Reiseportal muss Echtheit von Hotelbewertungen verifizieren
Für den eigenen Sommerurlaub beginnt die erhoffte Entspannung längst nicht mehr im Reisebüro, sondern immer häufiger bequem auf dem Sofa über das Internet. Allein der Begriff „Urlaub buchen“ hat etwa 165.000 Suchanfragen pro Monat. Meist landet man dann auf einer der etablierten Anbieterseiten von Reiseportalen.

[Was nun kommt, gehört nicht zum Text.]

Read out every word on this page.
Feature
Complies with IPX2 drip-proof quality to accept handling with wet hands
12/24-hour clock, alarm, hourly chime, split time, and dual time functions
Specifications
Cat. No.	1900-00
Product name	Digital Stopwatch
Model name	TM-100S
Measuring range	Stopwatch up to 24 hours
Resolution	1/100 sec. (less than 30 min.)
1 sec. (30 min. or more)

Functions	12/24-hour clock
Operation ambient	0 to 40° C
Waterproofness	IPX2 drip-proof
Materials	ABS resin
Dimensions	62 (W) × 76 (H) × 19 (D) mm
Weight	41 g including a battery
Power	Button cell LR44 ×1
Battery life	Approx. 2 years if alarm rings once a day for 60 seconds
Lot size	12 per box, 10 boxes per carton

Einer der ausschlaggebendsten Faktoren für die letztendliche Entscheidung zur Buchung, sind dabei auch immer mehr die Rezensionen von Hotelgästen. Entsprechend wichtig ist es, dass diese Bewertungen auch von realen Gästen geschrieben wurden, die in dem Hotel auch tatsächlich übernachtet haben. Branchenübergreifend existieren Studien, die 40% aller Reviews als wahrscheinlich gefälscht ansehen. Problematisch für Hotelbetreiber, da bei anonymisierten oder pseudonymisierten Bewertungen nur schwer ersichtlich ist, ob es sich hierbei um einen realen Hotelgast handelt.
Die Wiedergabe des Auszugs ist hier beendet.